According to United Nations Women, discrimination is rampant against roughly half of the world’s 272 million migrants – female migrants. Gender stereotypes especially in domestic and care work, largely affects the quality of lives of migrant women around the world. Discrimination against women and migrants comes in an intersection and limit women’s autonomy and decision-making process, which increases their vulnerability to the systematic violation of their human rights.
To understand the experience of migrant women, below are three issues that migrant women face on a daily basis, and the solutions United Nations Women propose to combat them.
1) Access to information is limited to migrant women
53% of migrant women were not aware of migration risks, such as sexual abuse, extortion, trafficking, accidents and drowning, during their journey. This contributes to their vulnerability of being taken advantage of and even lead to serious consequences where their security, human rights, and life are threatened.
Plan of Action
Pre-departure training that educates migrant women of the risks of migration, as well as an overview of their rights in countries of origin, transit and destination, and how and where to seek redress is a method of breaking down the barrier to information for migrant women.
Countries should put in more resources in such training programs to inform women of their legal rights and prepare them for their transition in the country they are migrating to. Cultural and language barriers are two most common difficulties they face, providing language learning lessons is a great way to prepare them for
2) Heightened risk of sexual and gender-based violence
27% of Afghanistan migrant women left their home country due to domestic violence. Shockingly, 60 to 80% of migrant women and girls are raped at some stage along their journey when they are travelling through Mexico to the United States. And 90% of migrant women and girls are raped along their route from the Mediterranean region to Italy.
Plan of Action
Sexual and gender-based violence is a difficult and painful topic to talk about, and progress cannot be made over night. To combat such a large and prevalence issue, effort from all levels of authority and aspects of society need to be engaged. Government action in legislation, a better criminal justice system, better protection and legal enforcement are keys to change.

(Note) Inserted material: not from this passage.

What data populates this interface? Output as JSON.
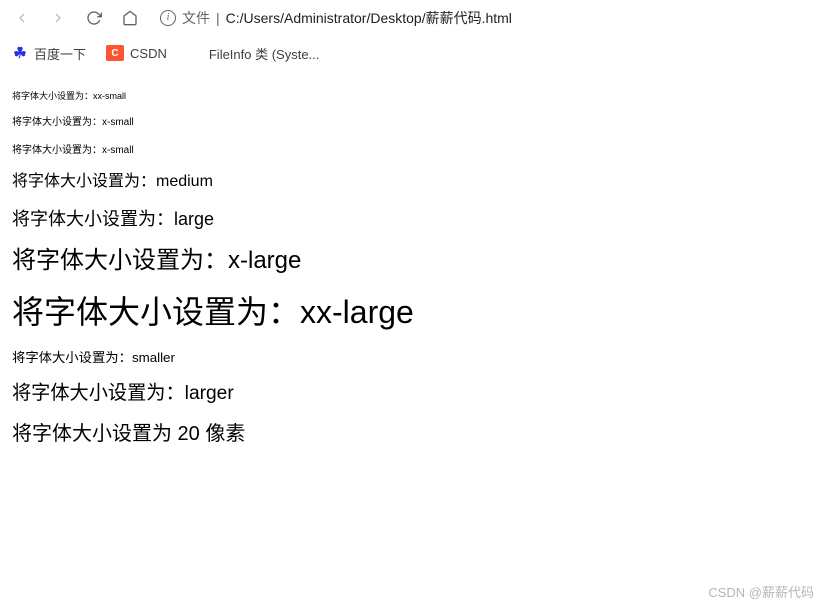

On a fundamental level, public education and awareness needs to be strengthened. Men, women, children, college students, everyone needs to know about the prevalence of sexual and gender-based violence. A global consciousness to reduce and say no to such violence is essential to protect women and girls against violence.
3) Lack of social protection
Despite the 2030 Agenda for Sustainable Development that aims to promote a universal human right to social protection against poverty and social risks, only 22% of working migrants in their destination countries are covered by social protection such as health and disability insurance, sick leave, parental leave, pensions and unemployment funds. 70 out of 163 countries have laws to provide social protection for domestic workers, but less than half of the 70 countries actually have laws to protect migrant domestic workers.
Plan of Action
It is a broken record to demand leaders in government to respect human rights and allocate resources and enact policies to protect marginalized peoples. In a world where basic universal human rights need to be fought for, the work of non-profits such as United Nations Women, Association for Women’s Rights in Development, Womankind Worldwide and many more are so important in the battle of rights advocacy.
However, real and substantial change need to be made in policies and legislation. If you are interested in being a part of the change, start conversations and see what you can do in all areas of your life to promote women’s rights.